PolarDB-X global secondary index
Indexes are the basic components of databases. As early as the 1970s, SystemR has supported multi-dimensional queries by adding indexes. In stand-alone databases, indexes are mainly divided into BTree index, Hash index, full-text index, spatial index, etc. according to the purpose and data structure used. Generally, each table contains a primary key index. Indexes other than the primary key index are collectively referred to as secondary indexes.
Distributed databases that use the storage and computing separation and shared nothing architecture have good horizontal scalability. Through data partitions and stateless computing nodes, computing and storage are allowed to expand and shrink independently. A large number of distributed databases use this architecture (Spanner, CockroachDB, YugabyteDB, etc.).
What problems does global indexing solve?
The shared nothing architecture introduces the concept of partition. Data needs to be split according to a fixed partition key, which results in queries containing partition keys being able to quickly locate a specific partition, while other queries require full partition scanning. This situation is similar to that in a stand-alone database, querying by primary key can quickly locate the page where the data is located, while querying by non primary key requires full table scanning.
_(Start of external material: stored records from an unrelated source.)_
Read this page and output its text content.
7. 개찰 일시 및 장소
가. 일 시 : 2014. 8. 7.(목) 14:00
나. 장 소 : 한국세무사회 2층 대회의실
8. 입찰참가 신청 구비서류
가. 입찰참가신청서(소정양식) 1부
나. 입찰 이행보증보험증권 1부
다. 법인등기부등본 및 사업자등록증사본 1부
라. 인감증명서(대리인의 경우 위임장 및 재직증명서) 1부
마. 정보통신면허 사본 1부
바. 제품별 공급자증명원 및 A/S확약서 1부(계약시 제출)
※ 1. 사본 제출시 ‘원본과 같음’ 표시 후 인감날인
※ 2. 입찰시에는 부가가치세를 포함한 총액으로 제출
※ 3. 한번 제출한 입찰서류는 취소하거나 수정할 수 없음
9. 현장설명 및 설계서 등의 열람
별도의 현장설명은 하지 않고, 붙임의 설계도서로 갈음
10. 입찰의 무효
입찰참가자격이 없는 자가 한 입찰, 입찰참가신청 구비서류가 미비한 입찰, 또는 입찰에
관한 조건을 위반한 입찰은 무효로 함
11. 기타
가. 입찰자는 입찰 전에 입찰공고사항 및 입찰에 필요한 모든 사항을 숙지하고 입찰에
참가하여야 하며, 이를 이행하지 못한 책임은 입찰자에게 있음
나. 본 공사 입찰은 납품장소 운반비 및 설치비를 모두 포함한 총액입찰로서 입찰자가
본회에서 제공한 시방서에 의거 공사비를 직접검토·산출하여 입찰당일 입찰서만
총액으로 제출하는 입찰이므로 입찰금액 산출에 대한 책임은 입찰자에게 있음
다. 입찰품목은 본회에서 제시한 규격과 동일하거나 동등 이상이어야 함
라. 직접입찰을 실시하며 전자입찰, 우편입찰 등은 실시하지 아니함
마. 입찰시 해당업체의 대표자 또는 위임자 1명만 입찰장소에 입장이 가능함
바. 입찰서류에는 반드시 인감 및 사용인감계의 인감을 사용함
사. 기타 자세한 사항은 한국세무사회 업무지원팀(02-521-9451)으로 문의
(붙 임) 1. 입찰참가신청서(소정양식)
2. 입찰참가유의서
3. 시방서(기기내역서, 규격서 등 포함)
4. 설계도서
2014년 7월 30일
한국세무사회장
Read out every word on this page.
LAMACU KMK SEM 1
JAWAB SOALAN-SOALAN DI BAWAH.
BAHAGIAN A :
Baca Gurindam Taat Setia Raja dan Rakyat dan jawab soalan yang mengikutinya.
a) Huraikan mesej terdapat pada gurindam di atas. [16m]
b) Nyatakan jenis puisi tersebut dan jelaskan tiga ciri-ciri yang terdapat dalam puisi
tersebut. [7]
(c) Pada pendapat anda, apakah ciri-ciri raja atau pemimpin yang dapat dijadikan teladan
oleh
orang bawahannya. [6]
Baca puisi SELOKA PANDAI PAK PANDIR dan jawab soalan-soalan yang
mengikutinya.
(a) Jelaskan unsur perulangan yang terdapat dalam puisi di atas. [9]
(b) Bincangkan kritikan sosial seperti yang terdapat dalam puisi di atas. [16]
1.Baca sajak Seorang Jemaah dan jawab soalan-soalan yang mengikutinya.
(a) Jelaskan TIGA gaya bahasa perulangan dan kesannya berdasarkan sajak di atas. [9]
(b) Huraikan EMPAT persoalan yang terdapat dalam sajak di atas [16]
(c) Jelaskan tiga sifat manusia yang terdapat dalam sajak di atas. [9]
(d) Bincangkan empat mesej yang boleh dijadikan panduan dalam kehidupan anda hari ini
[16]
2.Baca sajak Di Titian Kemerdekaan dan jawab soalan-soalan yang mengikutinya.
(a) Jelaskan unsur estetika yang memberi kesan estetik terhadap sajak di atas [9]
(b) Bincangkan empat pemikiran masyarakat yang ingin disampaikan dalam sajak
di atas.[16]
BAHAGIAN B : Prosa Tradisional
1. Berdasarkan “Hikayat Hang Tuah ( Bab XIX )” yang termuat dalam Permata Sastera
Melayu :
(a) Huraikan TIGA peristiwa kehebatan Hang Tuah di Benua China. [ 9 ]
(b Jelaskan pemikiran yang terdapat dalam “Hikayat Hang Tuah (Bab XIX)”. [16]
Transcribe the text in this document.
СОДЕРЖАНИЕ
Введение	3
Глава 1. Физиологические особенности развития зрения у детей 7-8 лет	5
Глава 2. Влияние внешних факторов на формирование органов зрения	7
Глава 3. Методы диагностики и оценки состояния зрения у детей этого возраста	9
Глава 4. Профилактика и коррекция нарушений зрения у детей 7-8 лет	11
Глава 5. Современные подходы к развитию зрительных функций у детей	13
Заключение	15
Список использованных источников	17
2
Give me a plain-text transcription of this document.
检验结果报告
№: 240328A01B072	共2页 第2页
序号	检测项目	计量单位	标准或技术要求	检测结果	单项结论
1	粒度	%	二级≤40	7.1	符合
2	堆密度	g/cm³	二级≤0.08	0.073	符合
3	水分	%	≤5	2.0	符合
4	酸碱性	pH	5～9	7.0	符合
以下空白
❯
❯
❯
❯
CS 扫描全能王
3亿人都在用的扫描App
Unlike stand-alone databases, full partition scanning for distributed databases will not only increase the number of slow queries and reduce system throughput, but also may cause the system to lose its linear scalability. Refer to the example below
Before capacity expansion: two storage nodes (DN) and two data partitions. Assume that the physical QPS that a single DN can carry is 3, and the overall physical QPS is 6. Each query is a full partition scan. Logical QPS: 6/2=3
After capacity expansion, there are three storage nodes and three data partitions. The overall physical QPS is 9. Each query is scanned in full partitions. The logical QPS is 9/3=3. The machine cost has increased by 50%, and the query performance has not improved at all!
The stand-alone database uses a secondary index to avoid full table scanning. Specifically, the secondary index selects non primary key columns as keys, and the value part stores the value of the primary key (it may also be a reference to a row record, and the specific implementation does not affect the solution idea). The query process using the secondary index is: first, locate the page according to the index column of the secondary index, read the value of the primary key, and then return the primary key index to query the whole row of records (this step is called back to the table). In essence, the secondary index avoids full table scanning by redundancy of one data, which belongs to the standard idea of system optimization "space for time"
To eliminate full partition scanning in distributed databases, a similar idea can be adopted, which involves redundant index data, and the index uses a partition key different from the main table. When querying, first locate a partition according to the partition key of the index, then query the partition key and primary key of the primary table from the partition, and get the complete data back to the table. You only need to scan a fixed number of partitions (for example, for point queries, scan at most two partitions).
This index is different from the partition dimension of the primary table. We call it the Global Secondary Index (GSI), which is also often referred to as the global index. The corresponding index with the same partition dimension of the primary table is called the Local Secondary Index (LSI)
Why do I need a global index?
It has been said that full partition scanning will cause the system to be non extensible. If the user can strictly ensure that all SQL contains partition keys, does the global index not need to be used?
Yes, this situation is really unnecessary, but the complexity of the reality determines that this is a small probability event. The more common scenario is:
● The user table needs to support users to log in according to their mobile phone numbers and user IDs. Which partition key should be selected?
● In the e-commerce system, you need to query the order according to the buyer ID and the seller ID. How to select the order table partition key?
● The existing business code is written by an outsourcing company. It is unrealistic to modify SQL in a large scale. What should we do?
For more scenario analysis, you can refer to TPCC and transparent distribution. Conclusion: To provide a "transparent distributed" experience similar to a stand-alone database, you must support global indexing.
What kind of global index experience do users want?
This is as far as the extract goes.